I take the limp child from Shay’s arms and run over to the helicopter. I lie her down on the stretcher and we all pile into the aircraft. I watch Shay working, hooking the child up to machines and fluids. She’s a great medic. One of the best I’ve ever come across. If my life was on the line, she would be the one I’d want fighting to save me.

“I didn’t think we would get out of that raid today.” She shakes her head. “They told me no help would get through to us.”

When the call came in to base that Shay had gotten into trouble while out collecting supplies, I knew I was coming for her. I knew I’d do anything to keep her safe.

“I’ll always come for you, short stuff.” I squeeze her shoulder and sit on my heels. “Can I do anything to help?”

“We’ll lose her if we don’t get her back for surgery. She’s bleeding internally.”

“We’re ten minutes out. There’s a full team on standby. Don’t worry, we’ll save her.”

“My hero.” Shay leans forward and kisses my cheek.

I’ll always be her hero.

I open my eyes and Carrick is leaning over the breakfast bar, trying to get my attention.

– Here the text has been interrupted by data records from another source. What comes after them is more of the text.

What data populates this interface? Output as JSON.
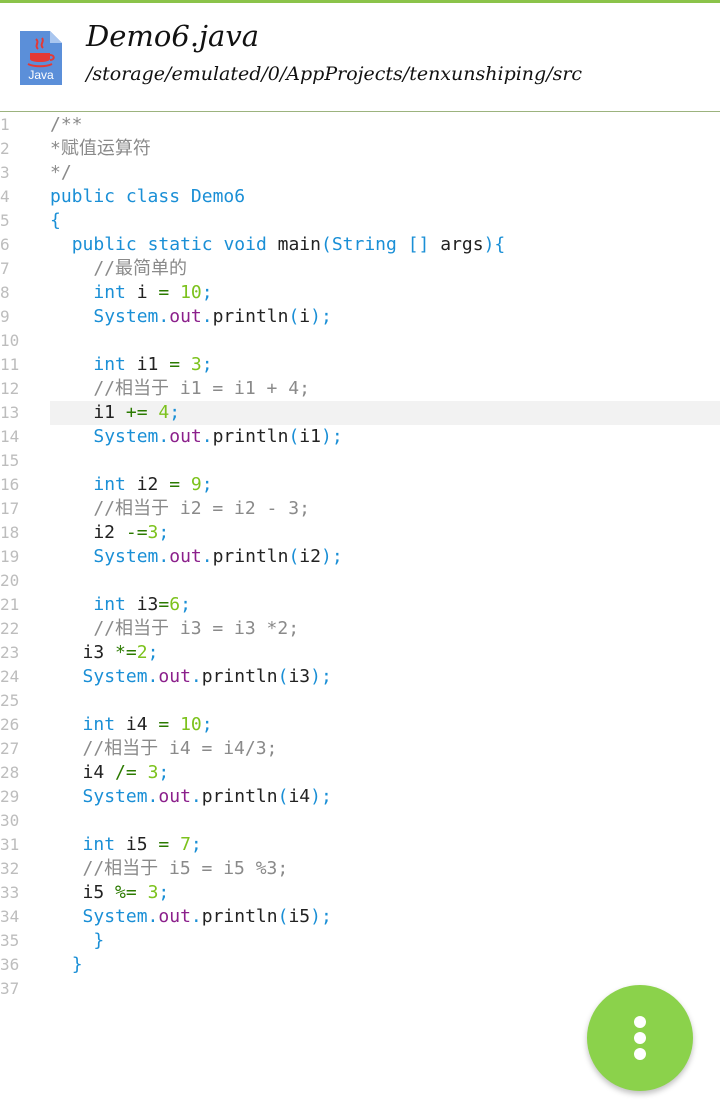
{
  "header": {
    "title": "Demo6.java",
    "path": "/storage/emulated/0/AppProjects/tenxunshiping/src",
    "file_icon_label": "Java",
    "accent": "#8bc34a"
  },
  "editor": {
    "current_line": 13,
    "line_numbers": [
      "1",
      "2",
      "3",
      "4",
      "5",
      "6",
      "7",
      "8",
      "9",
      "10",
      "11",
      "12",
      "13",
      "14",
      "15",
      "16",
      "17",
      "18",
      "19",
      "20",
      "21",
      "22",
      "23",
      "24",
      "25",
      "26",
      "27",
      "28",
      "29",
      "30",
      "31",
      "32",
      "33",
      "34",
      "35",
      "36",
      "37"
    ],
    "lines": [
      "/**",
      "*赋值运算符",
      "*/",
      "public class Demo6",
      "{",
      "  public static void main(String [] args){",
      "    //最简单的",
      "    int i = 10;",
      "    System.out.println(i);",
      "",
      "    int i1 = 3;",
      "    //相当于 i1 = i1 + 4;",
      "    i1 += 4;",
      "    System.out.println(i1);",
      "",
      "    int i2 = 9;",
      "    //相当于 i2 = i2 - 3;",
      "    i2 -=3;",
      "    System.out.println(i2);",
      "",
      "    int i3=6;",
      "    //相当于 i3 = i3 *2;",
      "   i3 *=2;",
      "   System.out.println(i3);",
      "",
      "   int i4 = 10;",
      "   //相当于 i4 = i4/3;",
      "   i4 /= 3;",
      "   System.out.println(i4);",
      "",
      "   int i5 = 7;",
      "   //相当于 i5 = i5 %3;",
      "   i5 %= 3;",
      "   System.out.println(i5);",
      "    }",
      "  }",
      ""
    ]
  },
  "fab": {
    "icon": "more-vert-icon",
    "color": "#8bd24b"
  }
}
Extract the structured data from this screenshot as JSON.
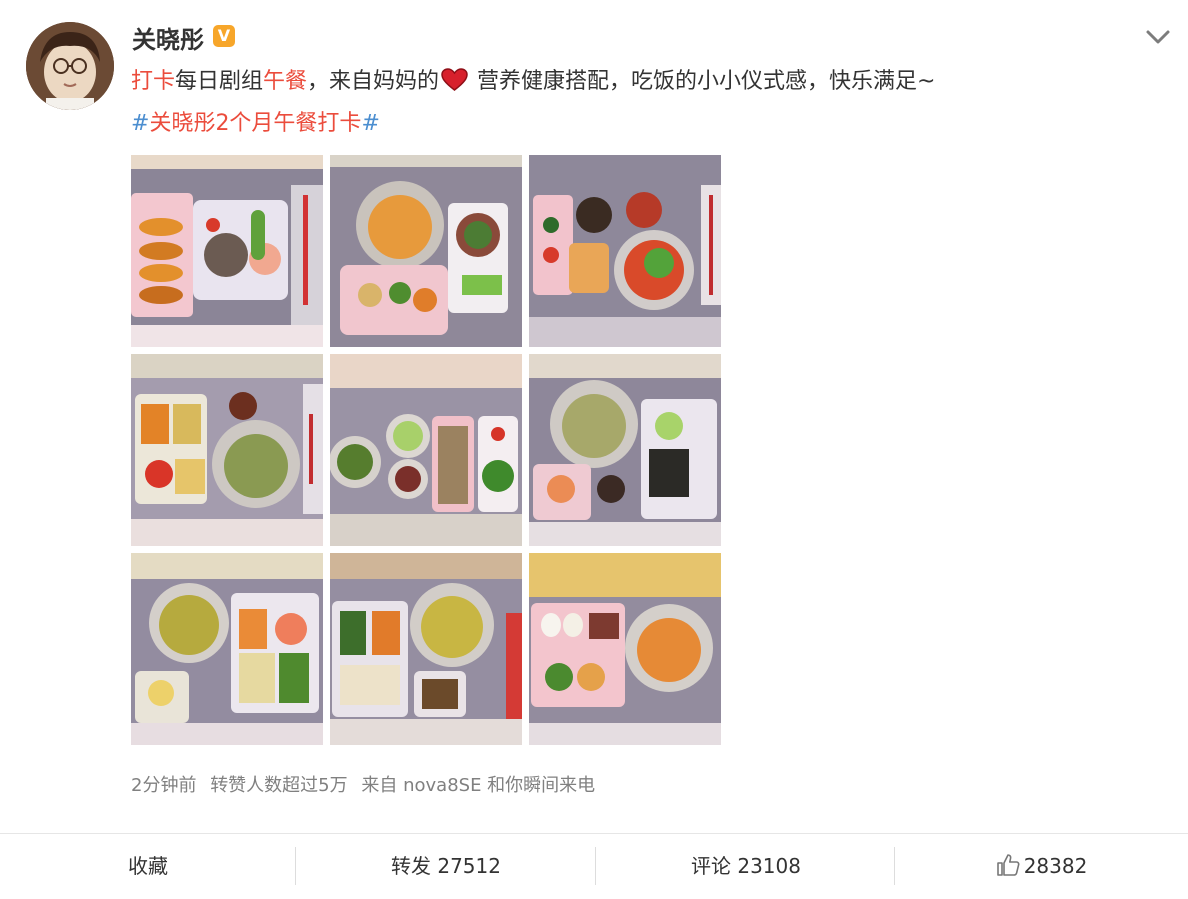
{
  "user": {
    "name": "关晓彤",
    "verified_badge": "V"
  },
  "post": {
    "text_segments": [
      {
        "text": "打卡",
        "color": "red"
      },
      {
        "text": "每日剧组",
        "color": "normal"
      },
      {
        "text": "午餐",
        "color": "red"
      },
      {
        "text": "，来自妈妈的",
        "color": "normal"
      },
      {
        "icon": "heart-icon"
      },
      {
        "text": " 营养健康搭配，吃饭的小小仪式感，快乐满足~",
        "color": "normal"
      }
    ],
    "topic_hash_open": "#",
    "topic_text": "关晓彤2个月午餐打卡",
    "topic_hash_close": "#"
  },
  "photos": [
    {
      "label": "lunch-1"
    },
    {
      "label": "lunch-2"
    },
    {
      "label": "lunch-3"
    },
    {
      "label": "lunch-4"
    },
    {
      "label": "lunch-5"
    },
    {
      "label": "lunch-6"
    },
    {
      "label": "lunch-7"
    },
    {
      "label": "lunch-8"
    },
    {
      "label": "lunch-9"
    }
  ],
  "meta": {
    "time": "2分钟前",
    "reposts_note": "转赞人数超过5万",
    "source": "来自 nova8SE 和你瞬间来电"
  },
  "actions": {
    "favorite": "收藏",
    "repost_label": "转发",
    "repost_count": "27512",
    "comment_label": "评论",
    "comment_count": "23108",
    "like_count": "28382"
  },
  "colors": {
    "accent_red": "#eb4c3c",
    "hashtag_blue": "#4b8ed0",
    "verified": "#f7a62a"
  }
}
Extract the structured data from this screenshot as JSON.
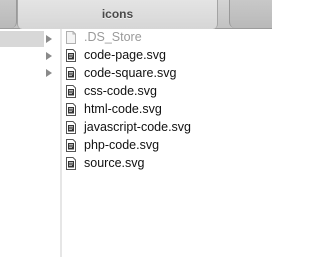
{
  "window": {
    "title": "icons"
  },
  "files": [
    {
      "name": ".DS_Store",
      "hidden": true,
      "icon": "blank-document-icon"
    },
    {
      "name": "code-page.svg",
      "hidden": false,
      "icon": "svg-document-icon"
    },
    {
      "name": "code-square.svg",
      "hidden": false,
      "icon": "svg-document-icon"
    },
    {
      "name": "css-code.svg",
      "hidden": false,
      "icon": "svg-document-icon"
    },
    {
      "name": "html-code.svg",
      "hidden": false,
      "icon": "svg-document-icon"
    },
    {
      "name": "javascript-code.svg",
      "hidden": false,
      "icon": "svg-document-icon"
    },
    {
      "name": "php-code.svg",
      "hidden": false,
      "icon": "svg-document-icon"
    },
    {
      "name": "source.svg",
      "hidden": false,
      "icon": "svg-document-icon"
    }
  ],
  "colors": {
    "selection_gray": "#d8d8d8",
    "text": "#111111",
    "hidden_text": "#9a9a9a"
  }
}
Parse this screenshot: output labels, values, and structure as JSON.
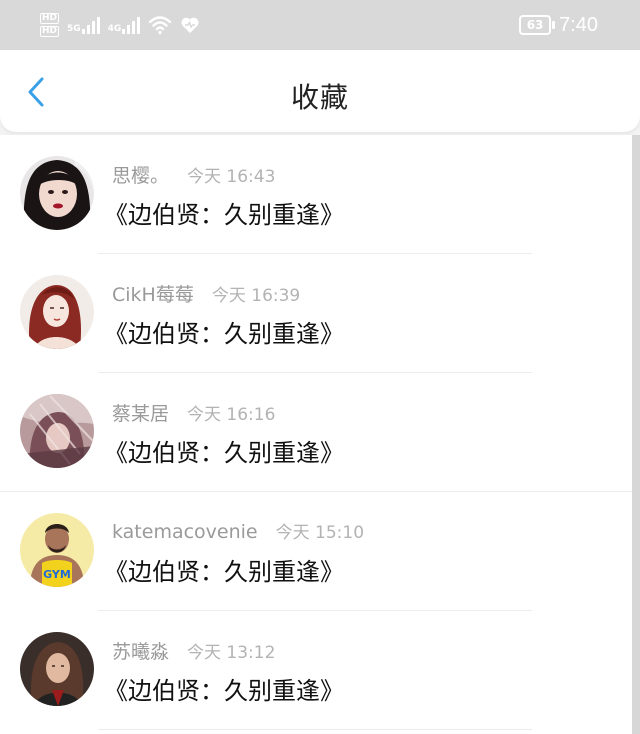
{
  "status_bar": {
    "hd1": "HD",
    "hd2": "HD",
    "net1": "5G",
    "net2": "4G",
    "battery": "63",
    "time": "7:40"
  },
  "header": {
    "title": "收藏",
    "back_icon": "chevron-left-icon",
    "accent": "#3aa0e8"
  },
  "items": [
    {
      "name": "思樱。",
      "time": "今天 16:43",
      "content": "《边伯贤：久别重逢》"
    },
    {
      "name": "CikH莓莓",
      "time": "今天 16:39",
      "content": "《边伯贤：久别重逢》"
    },
    {
      "name": "蔡某居",
      "time": "今天 16:16",
      "content": "《边伯贤：久别重逢》"
    },
    {
      "name": "katemacovenie",
      "time": "今天 15:10",
      "content": "《边伯贤：久别重逢》",
      "avatar_text": "GYM"
    },
    {
      "name": "苏曦淼",
      "time": "今天 13:12",
      "content": "《边伯贤：久别重逢》"
    }
  ]
}
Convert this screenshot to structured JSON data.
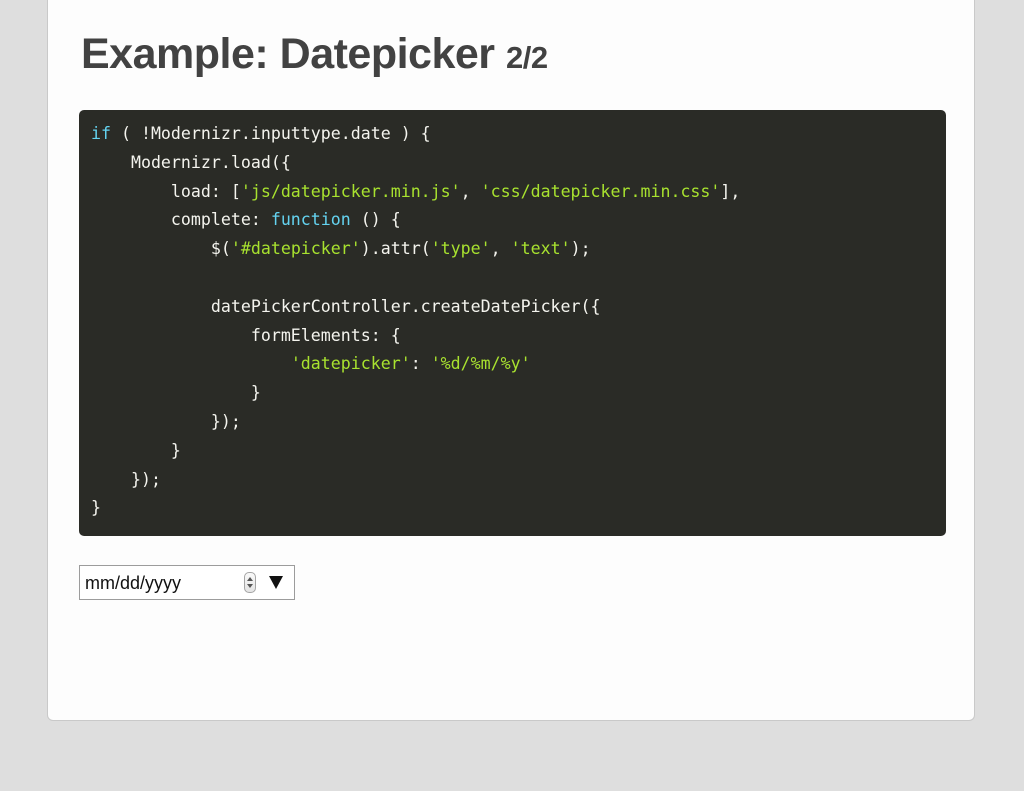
{
  "slide": {
    "title": "Example: Datepicker",
    "page_indicator": "2/2"
  },
  "code": {
    "language": "javascript",
    "colors": {
      "background": "#2a2b26",
      "text": "#f4f4ee",
      "keyword": "#64d3f0",
      "string": "#a8e22f"
    },
    "lines": [
      [
        {
          "t": "if",
          "c": "kw"
        },
        {
          "t": " ( !Modernizr.inputtype.date ) {"
        }
      ],
      [
        {
          "t": "    Modernizr.load({"
        }
      ],
      [
        {
          "t": "        load: ["
        },
        {
          "t": "'js/datepicker.min.js'",
          "c": "str"
        },
        {
          "t": ", "
        },
        {
          "t": "'css/datepicker.min.css'",
          "c": "str"
        },
        {
          "t": "],"
        }
      ],
      [
        {
          "t": "        complete: "
        },
        {
          "t": "function",
          "c": "kw"
        },
        {
          "t": " () {"
        }
      ],
      [
        {
          "t": "            $("
        },
        {
          "t": "'#datepicker'",
          "c": "str"
        },
        {
          "t": ").attr("
        },
        {
          "t": "'type'",
          "c": "str"
        },
        {
          "t": ", "
        },
        {
          "t": "'text'",
          "c": "str"
        },
        {
          "t": ");"
        }
      ],
      [],
      [
        {
          "t": "            datePickerController.createDatePicker({"
        }
      ],
      [
        {
          "t": "                formElements: {"
        }
      ],
      [
        {
          "t": "                    "
        },
        {
          "t": "'datepicker'",
          "c": "str"
        },
        {
          "t": ": "
        },
        {
          "t": "'%d/%m/%y'",
          "c": "str"
        }
      ],
      [
        {
          "t": "                }"
        }
      ],
      [
        {
          "t": "            });"
        }
      ],
      [
        {
          "t": "        }"
        }
      ],
      [
        {
          "t": "    });"
        }
      ],
      [
        {
          "t": "}"
        }
      ]
    ]
  },
  "date_input": {
    "value": "mm/dd/yyyy",
    "spinner_icon": "spinner-arrows-icon",
    "dropdown_icon": "dropdown-triangle-icon"
  }
}
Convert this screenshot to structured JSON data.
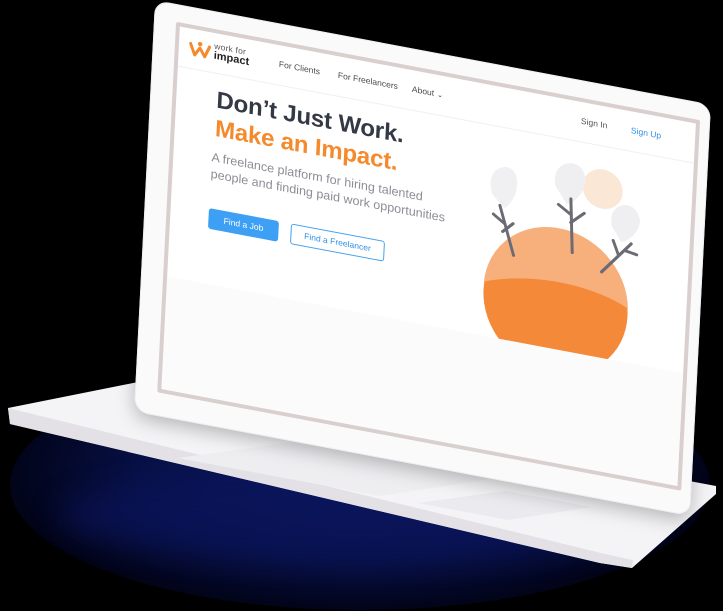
{
  "brand": {
    "logo_line1": "work for",
    "logo_line2": "impact",
    "accent": "#f58a2c",
    "blue": "#3ea0f4"
  },
  "nav": {
    "items": [
      {
        "label": "For Clients"
      },
      {
        "label": "For Freelancers"
      },
      {
        "label": "About"
      }
    ],
    "signin": "Sign In",
    "signup": "Sign Up"
  },
  "hero": {
    "title_line1": "Don’t Just Work.",
    "title_line2": "Make an Impact.",
    "lead": "A freelance platform for hiring talented people and finding paid work opportunities",
    "btn_primary": "Find a Job",
    "btn_secondary": "Find a Freelancer"
  },
  "icons": {
    "about_chevron": "chevron-down-icon",
    "logo": "logo-icon",
    "illustration": "planet-with-trees-illustration"
  }
}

“What happened? You spaced out on me.”

I feel my cheek where Shay kissed me in my memory. It’s only a memory I have, but it’s weird, because whenever I think about her, it feels real. It feels like she’s here with me, and the pain of not having her here is too much.

“I was her hero and I let her down.” I stand up and bang the bottle down on the work surface. “But what you’re asking is not even possible. We cannot go to Iraq.” I turn and face Carrick. “We won’t even get into the country.”

I hold on to the worktop to keep myself standing. To stop me from losing my shit. I need to keep my hands occupied, because right now, I feel like punching the fuck out of something.